Dazai's eyes narrowed playfully upon hearing your remark "Very well then, so be it. If you think you're such a big girl why don't you recite the 26th page of your diary? It's about your crush on-"
All the blood in your face drained when you heard your brother talk and you quickly jumped off the couch, covering his mouth with your hands.
"You wouldn't dare."
He smirked, removing your quivering fingers "Oh I would"
"Then I'll hide your bandages"
"Then I'll take your laptop for a day" he said back
"I'll pour soy sauce in your shoes and wet all your socks every morning" you pressed, a glimmer of mischief in your eyes.
"Then I'll tell your Physics teacher about how you cheated on your finals last year."
Your face contorted in a pained expression but you still wouldn't back away. "Then... I'll invite you know who (us, the readers, know it's Chuya👀) to dinner at our place."

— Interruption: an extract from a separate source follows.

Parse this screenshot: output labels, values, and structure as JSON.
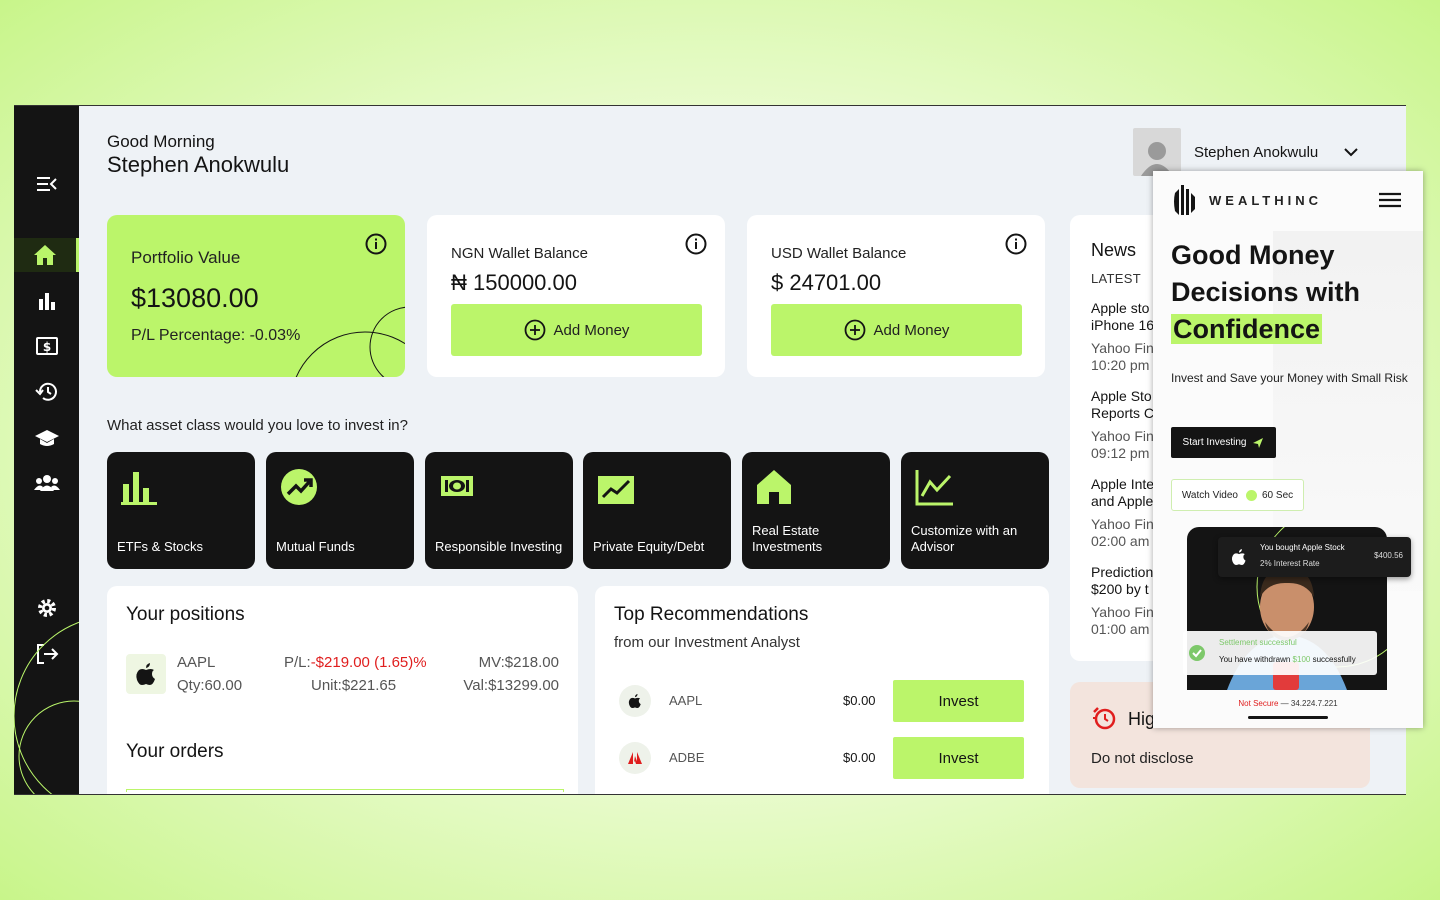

Your brother opened his mouth to say something but then immediately closed it, a smile rising to his lips. "Alright smart ass, you won. Now go at my desk and do your homework ok?"
With a proud smirk on your face you nodded, taking your tote bag from the couch and languidly making your way to his desk. You opened your English books, turned on your headphones and began working on your assignments; from time to time, you tapped the sleeve of your mechanical pencil in the rhythm of the song you were listening to.
The others went on with their duties too, leaving only Dazai and Kunikida next to the couch.
"She sure is a lot like you, Dazai." said the latter as he arranged his glasses.
"Well, what can I say." replied Dazai. "I tried to keep her away from the Port Mafia as much as I could, you know. To actually give her a chance in life but I guess she did end up a lot like me in some ways." He sighed "I'm really proud of her tho."
Kunikida only chuckled, crossing his arms over his chest.
"You know, maybe that's not a bad thing. That's she a lot like you. Plus, despite you she's hardworking."
"Aww Kunukida san did you just compliment me?" With that, Dazai was back to his normal self and the other man frowned, turning on his heels and marching towards his desk.
"I'll help her later with the homework. Go take care of your missions now"
"Suuure Kunikida san" added the brunette. His eyes slid to you again; you'd already written half a page. When you looked up to meet his gaze, you mouthed a silent "What, flat ass?", which made him chuckle. Waving you off, he walked towards the door, his heart swelling with pride and love for you. Dazai never had much of a family, but he sure was happy that you wound up being his little sister.